Host Artificial Intelligence Tools Locally
While many businesses will proactively decide to restrict all access to AI as a security precaution, it’s worth noting that many others actively embrace AI as a powerful tool to enhance productivity, improve decision-making, automate tasks, and gain competitive advantages.
To reduce data security risks, these AI models can be hosted locally and prevented from accessing the internet. This helps to mitigate the risk of data leaks by keeping all new data inputs within the control of the organization.
As with many other cyber threats, defending against the threat of AI technologies starts with ensuring your end-users are aware of the threat in the first place.
While employees do not need to have advanced threat intelligence, they must understand the limitations and risks of AI, whether or not there is a sanctioned use for AI in their organization, and the types of new threats they may encounter thanks to generative AI.
The most imminent threat is the increased sophistication of phishing emails. Your phishing training strategy must be reviewed to ensure that employees are well aware of the dangers of phishing attacks and how to spot them.
AI Cybersecurity Policies
Without clear communication it’s easy for employees to see internet-hosted AI models such as ChatGPT as just another website they can visit without officially making it part of the known supply chain.
Conclusion & More Resources
While artificial intelligence creates opportunities for improved productivity, there are legitimate cybersecurity threats that organizations need to carefully consider and mitigate before using them.
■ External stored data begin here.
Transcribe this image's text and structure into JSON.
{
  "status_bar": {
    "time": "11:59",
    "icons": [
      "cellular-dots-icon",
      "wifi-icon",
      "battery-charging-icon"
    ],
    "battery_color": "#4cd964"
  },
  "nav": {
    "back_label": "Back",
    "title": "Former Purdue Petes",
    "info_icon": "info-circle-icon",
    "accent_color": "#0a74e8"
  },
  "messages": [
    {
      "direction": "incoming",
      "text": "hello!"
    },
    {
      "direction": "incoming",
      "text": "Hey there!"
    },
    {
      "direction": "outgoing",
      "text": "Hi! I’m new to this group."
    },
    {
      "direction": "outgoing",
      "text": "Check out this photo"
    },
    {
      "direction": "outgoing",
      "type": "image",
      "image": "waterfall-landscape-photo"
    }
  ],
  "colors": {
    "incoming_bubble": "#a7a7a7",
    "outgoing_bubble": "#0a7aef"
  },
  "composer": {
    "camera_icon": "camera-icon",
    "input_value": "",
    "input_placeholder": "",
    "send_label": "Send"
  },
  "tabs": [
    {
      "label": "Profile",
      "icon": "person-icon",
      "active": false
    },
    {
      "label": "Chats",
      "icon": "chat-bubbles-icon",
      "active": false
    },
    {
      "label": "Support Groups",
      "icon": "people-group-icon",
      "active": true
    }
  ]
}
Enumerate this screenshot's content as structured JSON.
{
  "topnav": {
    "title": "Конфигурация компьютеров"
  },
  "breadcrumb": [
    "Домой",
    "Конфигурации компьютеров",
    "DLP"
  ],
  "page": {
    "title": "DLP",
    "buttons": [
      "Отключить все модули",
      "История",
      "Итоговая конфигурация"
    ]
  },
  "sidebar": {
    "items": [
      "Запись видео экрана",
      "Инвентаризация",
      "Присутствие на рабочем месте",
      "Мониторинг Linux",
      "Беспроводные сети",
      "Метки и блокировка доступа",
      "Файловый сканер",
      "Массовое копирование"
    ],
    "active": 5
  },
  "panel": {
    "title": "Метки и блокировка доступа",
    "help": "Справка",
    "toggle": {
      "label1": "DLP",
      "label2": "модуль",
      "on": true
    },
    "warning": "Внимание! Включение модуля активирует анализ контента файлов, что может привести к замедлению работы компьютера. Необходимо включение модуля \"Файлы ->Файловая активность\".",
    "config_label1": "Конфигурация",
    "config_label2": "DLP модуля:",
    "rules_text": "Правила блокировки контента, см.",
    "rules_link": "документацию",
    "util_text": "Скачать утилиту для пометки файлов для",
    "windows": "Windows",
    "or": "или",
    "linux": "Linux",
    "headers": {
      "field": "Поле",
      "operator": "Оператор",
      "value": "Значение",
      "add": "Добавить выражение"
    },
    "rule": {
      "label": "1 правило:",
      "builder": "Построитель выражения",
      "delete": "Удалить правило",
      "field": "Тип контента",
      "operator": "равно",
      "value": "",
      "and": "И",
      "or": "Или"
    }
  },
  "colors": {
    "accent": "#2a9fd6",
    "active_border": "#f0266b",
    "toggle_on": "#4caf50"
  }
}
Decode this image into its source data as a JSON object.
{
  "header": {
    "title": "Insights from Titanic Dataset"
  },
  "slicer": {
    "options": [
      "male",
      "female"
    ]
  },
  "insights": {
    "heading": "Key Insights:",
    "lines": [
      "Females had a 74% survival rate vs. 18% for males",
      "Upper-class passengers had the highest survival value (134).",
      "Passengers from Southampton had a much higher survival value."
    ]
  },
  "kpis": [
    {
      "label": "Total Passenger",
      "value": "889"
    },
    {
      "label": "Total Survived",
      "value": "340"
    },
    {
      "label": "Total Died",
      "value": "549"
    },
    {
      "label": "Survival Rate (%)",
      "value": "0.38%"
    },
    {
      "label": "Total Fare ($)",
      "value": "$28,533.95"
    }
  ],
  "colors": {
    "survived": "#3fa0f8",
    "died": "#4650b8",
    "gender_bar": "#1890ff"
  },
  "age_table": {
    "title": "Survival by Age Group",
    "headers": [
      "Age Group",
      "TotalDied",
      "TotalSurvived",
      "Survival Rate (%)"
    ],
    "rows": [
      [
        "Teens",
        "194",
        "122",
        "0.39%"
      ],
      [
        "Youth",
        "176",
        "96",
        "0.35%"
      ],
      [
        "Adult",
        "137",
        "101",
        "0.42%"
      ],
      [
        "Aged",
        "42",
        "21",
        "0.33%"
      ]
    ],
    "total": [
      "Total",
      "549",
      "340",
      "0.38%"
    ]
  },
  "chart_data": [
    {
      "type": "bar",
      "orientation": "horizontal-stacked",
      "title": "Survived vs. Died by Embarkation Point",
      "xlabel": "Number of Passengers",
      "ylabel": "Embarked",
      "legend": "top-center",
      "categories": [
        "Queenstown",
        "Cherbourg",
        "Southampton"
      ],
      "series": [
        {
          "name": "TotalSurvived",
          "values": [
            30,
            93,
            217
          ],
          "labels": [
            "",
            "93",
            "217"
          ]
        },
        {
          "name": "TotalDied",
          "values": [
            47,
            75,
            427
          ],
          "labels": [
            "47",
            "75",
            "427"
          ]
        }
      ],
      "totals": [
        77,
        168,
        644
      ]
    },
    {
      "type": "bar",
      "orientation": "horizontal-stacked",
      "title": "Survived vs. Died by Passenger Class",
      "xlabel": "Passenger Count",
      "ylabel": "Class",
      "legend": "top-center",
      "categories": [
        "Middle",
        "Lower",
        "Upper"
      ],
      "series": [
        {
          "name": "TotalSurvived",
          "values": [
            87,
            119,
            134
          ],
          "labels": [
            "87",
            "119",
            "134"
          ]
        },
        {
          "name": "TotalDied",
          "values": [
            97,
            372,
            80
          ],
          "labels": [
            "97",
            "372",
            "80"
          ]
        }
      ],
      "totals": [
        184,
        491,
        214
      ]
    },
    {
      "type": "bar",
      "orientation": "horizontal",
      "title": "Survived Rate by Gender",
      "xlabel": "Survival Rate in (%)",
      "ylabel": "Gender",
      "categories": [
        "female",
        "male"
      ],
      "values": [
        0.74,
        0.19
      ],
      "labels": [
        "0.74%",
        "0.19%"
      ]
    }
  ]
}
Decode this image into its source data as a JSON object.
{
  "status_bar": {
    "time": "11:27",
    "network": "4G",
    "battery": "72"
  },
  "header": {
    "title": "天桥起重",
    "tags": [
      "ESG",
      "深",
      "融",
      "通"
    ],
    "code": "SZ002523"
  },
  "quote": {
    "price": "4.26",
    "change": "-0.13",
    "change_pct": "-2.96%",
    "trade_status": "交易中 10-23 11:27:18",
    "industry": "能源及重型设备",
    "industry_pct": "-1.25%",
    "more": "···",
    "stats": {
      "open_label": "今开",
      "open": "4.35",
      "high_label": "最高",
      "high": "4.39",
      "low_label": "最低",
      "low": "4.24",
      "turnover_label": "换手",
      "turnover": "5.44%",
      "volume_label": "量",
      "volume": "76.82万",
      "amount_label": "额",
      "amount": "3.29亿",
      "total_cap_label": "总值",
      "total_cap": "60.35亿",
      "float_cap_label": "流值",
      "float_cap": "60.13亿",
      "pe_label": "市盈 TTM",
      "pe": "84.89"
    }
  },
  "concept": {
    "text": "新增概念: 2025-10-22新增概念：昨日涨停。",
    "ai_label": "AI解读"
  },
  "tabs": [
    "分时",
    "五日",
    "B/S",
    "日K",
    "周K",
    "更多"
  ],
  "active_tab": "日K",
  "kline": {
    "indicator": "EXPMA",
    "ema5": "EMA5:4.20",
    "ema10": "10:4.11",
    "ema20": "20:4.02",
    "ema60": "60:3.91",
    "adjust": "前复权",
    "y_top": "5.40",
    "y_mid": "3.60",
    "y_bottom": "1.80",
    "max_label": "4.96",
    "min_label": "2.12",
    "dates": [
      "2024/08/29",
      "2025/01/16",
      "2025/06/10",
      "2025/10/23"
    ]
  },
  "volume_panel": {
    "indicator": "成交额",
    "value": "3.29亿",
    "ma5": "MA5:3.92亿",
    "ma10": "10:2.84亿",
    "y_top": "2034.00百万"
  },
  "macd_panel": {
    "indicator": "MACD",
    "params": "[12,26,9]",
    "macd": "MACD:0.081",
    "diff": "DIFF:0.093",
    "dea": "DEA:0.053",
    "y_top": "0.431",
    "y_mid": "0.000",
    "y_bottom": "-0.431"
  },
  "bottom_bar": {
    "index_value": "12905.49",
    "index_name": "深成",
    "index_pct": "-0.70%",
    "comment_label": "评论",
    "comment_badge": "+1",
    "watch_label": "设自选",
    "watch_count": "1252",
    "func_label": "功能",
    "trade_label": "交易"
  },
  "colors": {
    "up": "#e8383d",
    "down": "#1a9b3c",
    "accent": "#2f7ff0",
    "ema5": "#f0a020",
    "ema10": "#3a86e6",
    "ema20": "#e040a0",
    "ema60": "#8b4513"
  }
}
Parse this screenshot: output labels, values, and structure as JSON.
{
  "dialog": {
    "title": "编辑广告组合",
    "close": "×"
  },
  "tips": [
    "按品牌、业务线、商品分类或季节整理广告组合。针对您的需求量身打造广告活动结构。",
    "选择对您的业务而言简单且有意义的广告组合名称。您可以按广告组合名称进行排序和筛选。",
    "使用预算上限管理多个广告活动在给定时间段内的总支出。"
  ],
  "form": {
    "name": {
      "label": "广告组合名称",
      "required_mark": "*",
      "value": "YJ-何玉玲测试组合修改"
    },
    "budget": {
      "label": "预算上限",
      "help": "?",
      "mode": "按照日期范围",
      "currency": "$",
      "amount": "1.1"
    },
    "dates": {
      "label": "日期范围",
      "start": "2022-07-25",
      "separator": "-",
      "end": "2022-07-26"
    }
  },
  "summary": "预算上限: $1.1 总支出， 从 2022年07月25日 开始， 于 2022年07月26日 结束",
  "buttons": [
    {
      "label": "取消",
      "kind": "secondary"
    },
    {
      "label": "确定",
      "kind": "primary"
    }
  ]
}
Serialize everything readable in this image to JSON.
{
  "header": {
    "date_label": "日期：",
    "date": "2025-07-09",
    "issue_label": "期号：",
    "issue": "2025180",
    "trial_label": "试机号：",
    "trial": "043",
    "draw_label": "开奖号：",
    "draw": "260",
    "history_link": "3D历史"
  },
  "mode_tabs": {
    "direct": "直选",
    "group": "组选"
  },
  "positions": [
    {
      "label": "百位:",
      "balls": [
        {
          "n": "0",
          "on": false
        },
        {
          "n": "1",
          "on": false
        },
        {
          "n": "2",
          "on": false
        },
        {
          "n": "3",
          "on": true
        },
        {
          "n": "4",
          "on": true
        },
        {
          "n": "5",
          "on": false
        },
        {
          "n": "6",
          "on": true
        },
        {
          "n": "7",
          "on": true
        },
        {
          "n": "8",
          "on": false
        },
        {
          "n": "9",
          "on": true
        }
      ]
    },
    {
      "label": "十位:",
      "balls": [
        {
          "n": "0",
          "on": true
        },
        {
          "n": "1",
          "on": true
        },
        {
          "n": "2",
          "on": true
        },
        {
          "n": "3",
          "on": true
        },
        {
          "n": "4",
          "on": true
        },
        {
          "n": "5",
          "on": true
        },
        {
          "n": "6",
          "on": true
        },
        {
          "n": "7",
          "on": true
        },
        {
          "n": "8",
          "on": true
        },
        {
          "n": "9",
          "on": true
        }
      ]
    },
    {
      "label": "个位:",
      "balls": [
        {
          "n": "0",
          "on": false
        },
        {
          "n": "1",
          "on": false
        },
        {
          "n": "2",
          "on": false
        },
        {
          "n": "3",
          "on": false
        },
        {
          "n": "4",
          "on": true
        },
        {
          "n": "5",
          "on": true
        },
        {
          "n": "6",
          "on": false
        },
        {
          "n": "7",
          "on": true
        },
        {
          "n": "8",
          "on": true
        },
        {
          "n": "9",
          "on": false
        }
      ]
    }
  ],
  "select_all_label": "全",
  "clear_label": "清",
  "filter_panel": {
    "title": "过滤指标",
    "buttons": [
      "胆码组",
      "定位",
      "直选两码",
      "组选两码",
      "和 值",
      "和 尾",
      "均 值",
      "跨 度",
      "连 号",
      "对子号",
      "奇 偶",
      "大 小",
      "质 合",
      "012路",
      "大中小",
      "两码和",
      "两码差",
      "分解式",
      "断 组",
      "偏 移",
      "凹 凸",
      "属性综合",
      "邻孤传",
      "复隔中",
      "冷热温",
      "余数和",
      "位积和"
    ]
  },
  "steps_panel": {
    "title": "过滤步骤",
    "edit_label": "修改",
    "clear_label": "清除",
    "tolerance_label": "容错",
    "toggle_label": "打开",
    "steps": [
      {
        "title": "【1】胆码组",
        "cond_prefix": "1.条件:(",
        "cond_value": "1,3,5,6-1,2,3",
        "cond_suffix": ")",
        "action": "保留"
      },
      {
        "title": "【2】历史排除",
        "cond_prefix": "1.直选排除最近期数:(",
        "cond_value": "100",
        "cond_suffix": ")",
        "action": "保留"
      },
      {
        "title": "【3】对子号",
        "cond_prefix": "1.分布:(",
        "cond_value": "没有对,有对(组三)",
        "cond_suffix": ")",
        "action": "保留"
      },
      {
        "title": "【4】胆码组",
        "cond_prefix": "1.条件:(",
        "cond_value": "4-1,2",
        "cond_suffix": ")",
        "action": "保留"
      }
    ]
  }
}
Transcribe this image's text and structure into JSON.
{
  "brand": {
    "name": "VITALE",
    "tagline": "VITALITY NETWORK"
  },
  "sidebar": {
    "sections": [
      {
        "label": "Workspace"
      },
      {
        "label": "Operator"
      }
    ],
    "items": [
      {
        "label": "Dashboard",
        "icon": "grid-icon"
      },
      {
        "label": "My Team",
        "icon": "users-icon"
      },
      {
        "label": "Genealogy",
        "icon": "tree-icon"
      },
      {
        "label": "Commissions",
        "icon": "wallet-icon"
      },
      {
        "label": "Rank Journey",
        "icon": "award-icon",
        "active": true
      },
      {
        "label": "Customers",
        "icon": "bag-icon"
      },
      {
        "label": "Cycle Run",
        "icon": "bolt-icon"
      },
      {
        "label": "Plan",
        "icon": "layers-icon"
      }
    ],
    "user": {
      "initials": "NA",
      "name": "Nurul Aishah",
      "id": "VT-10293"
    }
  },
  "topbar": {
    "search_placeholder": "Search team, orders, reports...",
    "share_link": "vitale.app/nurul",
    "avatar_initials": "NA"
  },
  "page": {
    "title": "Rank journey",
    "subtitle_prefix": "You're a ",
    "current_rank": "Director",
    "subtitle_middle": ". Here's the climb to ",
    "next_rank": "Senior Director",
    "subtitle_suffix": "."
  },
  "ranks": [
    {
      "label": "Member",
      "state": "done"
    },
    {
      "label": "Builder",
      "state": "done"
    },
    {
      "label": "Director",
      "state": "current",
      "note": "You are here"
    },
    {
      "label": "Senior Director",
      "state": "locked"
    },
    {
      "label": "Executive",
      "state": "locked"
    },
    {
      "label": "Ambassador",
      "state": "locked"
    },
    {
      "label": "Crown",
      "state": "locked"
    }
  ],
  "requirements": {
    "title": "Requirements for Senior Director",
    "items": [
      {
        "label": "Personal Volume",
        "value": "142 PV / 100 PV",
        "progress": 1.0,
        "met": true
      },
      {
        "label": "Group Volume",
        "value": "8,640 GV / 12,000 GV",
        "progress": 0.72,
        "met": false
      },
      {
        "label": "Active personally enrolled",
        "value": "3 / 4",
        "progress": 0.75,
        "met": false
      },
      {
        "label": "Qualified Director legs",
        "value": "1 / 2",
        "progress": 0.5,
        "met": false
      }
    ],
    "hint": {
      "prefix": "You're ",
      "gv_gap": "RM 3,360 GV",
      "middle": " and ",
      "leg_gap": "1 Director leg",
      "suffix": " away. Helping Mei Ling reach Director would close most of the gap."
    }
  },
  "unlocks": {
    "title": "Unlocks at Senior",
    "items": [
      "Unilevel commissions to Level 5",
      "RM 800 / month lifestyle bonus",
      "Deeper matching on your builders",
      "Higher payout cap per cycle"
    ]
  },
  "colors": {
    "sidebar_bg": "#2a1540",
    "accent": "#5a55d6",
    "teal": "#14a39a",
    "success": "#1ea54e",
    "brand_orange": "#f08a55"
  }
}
Technologies such as web filtering software can enforce compliance with security policies that ban the use of web-hosted AI tools. In addition, employees must be thoroughly trained and retrained to recognize phishing emails, particularly as AI is leveraged to create increasingly sophisticated campaigns.
If your organization intends to allow the use of AI in the workplace, it should consider seeking legal advice to manage the many ethical, privacy, policy, and legal considerations that come from using it. It should also consider reviewing Microsoft’s AI security risk assessment framework to learn how to audit, track, and improve the security of its AI systems.